Dealing with eigenvalue 0 is not as easy. The remainder of my answer is based on Wikipedia subtopic "Computation of generalized eigenvectors."

Because rank(A – 0 I) = rank A = 3, rank A$^2$ = 2, and rank A$^3$ = 1, there will be three linearly-independent generalized eigenvectors—z$_3$ of order 3, z$_2$ of order 2, and z$_1$ of order 1—that form a chain. To find z$_3,$ we solve A$^3$z$_3$ = 0 such that A$^2$z$_3$ ≠ 0. The simplest solution is z$_3$ = [0, 0, 0, 0, 1]$^{\mathrm T}.$ Then z$_2$ = Az$_3$ = [0, –1, –1, –1, 1]$^{\mathrm T},$ and z$_1$ = Az$_2$ = [0, 0, 0, –1, 0]$^{\mathrm T}.$ Those three generalized eigenvectors are associated with the third, three-by-three Jordan block.

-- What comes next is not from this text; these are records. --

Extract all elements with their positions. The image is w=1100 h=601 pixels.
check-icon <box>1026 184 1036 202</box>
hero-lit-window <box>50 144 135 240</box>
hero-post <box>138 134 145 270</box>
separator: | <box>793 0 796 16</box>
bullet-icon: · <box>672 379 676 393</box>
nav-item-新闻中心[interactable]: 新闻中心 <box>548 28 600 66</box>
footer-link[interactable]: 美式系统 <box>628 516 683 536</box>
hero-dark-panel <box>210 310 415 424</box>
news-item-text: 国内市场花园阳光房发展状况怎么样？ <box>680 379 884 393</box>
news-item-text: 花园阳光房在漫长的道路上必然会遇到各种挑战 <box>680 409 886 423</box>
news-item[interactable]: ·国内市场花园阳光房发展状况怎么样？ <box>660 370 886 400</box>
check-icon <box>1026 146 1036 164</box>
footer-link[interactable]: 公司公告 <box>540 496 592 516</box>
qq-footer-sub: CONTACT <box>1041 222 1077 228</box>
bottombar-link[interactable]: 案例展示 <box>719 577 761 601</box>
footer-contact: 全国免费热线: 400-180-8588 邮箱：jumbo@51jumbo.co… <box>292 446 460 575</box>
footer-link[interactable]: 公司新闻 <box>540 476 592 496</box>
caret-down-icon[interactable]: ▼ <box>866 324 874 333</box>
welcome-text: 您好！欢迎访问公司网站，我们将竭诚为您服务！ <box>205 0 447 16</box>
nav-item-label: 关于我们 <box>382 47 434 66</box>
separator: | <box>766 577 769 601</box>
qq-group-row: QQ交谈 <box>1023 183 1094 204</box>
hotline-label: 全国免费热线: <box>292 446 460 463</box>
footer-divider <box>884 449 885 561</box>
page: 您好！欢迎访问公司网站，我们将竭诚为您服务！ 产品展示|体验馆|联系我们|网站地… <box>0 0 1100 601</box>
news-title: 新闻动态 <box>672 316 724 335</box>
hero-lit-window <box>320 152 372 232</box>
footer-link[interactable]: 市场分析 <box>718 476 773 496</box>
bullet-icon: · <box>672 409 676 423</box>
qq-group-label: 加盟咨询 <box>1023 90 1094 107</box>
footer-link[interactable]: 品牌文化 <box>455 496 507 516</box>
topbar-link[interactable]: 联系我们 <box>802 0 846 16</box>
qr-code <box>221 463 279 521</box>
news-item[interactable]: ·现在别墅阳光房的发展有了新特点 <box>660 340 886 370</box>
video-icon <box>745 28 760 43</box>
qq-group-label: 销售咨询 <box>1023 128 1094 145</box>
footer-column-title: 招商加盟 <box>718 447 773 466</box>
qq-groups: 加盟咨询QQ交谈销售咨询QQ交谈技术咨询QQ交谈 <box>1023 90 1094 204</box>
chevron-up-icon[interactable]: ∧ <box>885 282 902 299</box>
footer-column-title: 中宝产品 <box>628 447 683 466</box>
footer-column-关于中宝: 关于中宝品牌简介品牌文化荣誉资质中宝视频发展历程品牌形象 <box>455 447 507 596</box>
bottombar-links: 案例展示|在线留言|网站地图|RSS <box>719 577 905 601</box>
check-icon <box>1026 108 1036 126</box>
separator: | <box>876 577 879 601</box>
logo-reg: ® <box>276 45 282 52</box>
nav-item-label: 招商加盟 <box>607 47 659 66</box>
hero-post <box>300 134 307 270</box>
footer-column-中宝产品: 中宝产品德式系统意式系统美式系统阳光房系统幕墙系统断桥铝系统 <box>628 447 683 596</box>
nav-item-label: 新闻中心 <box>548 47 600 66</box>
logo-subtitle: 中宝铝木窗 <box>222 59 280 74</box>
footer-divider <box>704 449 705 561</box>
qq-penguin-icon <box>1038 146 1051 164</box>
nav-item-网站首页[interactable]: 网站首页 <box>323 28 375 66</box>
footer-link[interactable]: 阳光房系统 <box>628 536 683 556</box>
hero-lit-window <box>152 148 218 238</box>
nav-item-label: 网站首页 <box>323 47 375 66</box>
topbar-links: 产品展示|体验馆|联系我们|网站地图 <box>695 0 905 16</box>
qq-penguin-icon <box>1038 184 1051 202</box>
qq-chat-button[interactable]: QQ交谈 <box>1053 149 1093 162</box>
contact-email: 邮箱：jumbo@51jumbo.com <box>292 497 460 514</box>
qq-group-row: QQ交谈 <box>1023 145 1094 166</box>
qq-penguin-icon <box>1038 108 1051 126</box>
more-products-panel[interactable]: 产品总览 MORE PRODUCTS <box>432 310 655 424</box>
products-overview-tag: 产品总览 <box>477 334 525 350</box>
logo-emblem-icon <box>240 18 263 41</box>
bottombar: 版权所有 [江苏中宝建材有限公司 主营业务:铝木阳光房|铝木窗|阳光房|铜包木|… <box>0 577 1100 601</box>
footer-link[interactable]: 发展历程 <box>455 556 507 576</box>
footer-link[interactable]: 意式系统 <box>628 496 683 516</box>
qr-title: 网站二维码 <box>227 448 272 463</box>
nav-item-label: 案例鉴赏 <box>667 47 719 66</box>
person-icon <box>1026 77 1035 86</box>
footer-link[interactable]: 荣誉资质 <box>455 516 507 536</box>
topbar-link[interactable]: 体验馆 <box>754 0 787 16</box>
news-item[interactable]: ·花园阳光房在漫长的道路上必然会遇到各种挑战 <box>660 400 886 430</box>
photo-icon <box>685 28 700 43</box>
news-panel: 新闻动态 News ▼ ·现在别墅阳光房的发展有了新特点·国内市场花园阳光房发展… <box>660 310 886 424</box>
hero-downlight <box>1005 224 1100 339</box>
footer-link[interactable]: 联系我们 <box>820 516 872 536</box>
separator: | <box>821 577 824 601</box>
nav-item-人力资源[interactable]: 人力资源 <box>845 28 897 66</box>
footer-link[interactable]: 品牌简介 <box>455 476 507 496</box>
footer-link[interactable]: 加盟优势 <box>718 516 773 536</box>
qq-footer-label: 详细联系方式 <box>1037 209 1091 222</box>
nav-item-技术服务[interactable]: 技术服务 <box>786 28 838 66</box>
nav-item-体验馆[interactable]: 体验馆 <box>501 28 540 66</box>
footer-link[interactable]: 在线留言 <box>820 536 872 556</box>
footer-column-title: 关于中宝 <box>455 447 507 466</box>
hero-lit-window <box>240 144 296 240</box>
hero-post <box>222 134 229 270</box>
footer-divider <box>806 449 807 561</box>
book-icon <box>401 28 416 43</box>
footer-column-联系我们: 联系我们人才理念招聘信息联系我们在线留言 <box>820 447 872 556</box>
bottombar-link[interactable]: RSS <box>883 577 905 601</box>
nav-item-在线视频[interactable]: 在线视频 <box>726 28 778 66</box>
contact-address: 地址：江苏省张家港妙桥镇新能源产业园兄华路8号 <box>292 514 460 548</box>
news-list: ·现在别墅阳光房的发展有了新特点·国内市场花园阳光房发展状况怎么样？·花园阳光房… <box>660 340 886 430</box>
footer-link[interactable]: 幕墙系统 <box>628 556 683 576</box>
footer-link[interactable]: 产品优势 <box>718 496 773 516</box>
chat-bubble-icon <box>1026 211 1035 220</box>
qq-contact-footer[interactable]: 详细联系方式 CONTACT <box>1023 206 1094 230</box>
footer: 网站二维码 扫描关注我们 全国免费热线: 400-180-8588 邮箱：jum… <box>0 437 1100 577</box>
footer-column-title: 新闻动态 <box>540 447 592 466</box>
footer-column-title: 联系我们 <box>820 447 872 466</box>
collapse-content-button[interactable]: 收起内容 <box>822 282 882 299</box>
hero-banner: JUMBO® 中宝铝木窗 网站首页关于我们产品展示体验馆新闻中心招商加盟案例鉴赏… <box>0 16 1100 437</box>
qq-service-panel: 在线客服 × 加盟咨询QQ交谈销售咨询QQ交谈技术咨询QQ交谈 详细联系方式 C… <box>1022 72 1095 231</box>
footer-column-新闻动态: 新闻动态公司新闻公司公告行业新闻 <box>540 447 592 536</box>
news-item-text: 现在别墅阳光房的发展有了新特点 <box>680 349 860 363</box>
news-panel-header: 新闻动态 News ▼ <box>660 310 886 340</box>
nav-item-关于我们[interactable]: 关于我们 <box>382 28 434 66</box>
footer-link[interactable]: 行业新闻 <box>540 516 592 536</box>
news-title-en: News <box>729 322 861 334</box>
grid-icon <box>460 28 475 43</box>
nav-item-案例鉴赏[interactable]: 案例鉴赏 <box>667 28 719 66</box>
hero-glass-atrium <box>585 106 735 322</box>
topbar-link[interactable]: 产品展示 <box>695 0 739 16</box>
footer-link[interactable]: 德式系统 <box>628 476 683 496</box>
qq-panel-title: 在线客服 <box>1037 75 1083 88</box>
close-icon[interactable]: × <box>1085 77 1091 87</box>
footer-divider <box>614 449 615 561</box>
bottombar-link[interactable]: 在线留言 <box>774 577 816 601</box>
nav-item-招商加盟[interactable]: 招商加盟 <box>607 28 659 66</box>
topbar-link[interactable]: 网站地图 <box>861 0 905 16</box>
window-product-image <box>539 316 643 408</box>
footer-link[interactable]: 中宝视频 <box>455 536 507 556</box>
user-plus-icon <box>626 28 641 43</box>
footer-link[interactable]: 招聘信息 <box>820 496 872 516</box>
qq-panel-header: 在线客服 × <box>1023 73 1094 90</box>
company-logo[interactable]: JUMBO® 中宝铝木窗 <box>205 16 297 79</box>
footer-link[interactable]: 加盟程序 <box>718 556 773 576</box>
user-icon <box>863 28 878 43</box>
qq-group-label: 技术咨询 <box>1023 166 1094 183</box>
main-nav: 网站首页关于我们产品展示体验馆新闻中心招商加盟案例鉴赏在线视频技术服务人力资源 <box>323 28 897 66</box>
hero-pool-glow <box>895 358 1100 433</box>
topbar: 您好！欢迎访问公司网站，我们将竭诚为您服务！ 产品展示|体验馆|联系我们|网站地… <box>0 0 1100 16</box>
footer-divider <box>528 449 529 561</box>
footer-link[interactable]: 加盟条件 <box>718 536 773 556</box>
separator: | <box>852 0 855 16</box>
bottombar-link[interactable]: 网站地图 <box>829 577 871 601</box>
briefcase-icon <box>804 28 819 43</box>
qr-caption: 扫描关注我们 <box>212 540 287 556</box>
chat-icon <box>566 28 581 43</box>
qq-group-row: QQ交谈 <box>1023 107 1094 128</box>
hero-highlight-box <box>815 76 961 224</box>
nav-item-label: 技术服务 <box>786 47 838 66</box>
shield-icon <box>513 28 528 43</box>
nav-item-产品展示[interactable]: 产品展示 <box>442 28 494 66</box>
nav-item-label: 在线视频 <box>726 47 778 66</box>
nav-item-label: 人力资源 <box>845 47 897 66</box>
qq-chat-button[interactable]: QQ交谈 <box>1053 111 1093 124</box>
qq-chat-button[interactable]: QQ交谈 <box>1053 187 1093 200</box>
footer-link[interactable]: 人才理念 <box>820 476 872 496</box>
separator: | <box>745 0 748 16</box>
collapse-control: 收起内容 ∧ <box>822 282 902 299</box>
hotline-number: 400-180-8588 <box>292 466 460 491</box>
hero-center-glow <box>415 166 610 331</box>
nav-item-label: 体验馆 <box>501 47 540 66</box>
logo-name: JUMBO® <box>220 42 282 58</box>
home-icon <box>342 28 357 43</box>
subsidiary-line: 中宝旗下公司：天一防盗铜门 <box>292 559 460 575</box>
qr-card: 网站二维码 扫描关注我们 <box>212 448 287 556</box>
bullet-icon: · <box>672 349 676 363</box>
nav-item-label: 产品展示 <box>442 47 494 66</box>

Finally, note that z$_1$ is a multiple of the first eigenvector that you give. Hence, you can associate the other eigenvector y = [0, 0, 1, 0, 0]$^{\mathrm T}$ with the second, one-by-one Jordan block [0].

FYI, the Jordan decomposition A = S J S$^{-1}$ has S = [x, y, z$_1,$ z$_2,$ z$_3]$ where the generalized eigenvectors are the columns of S.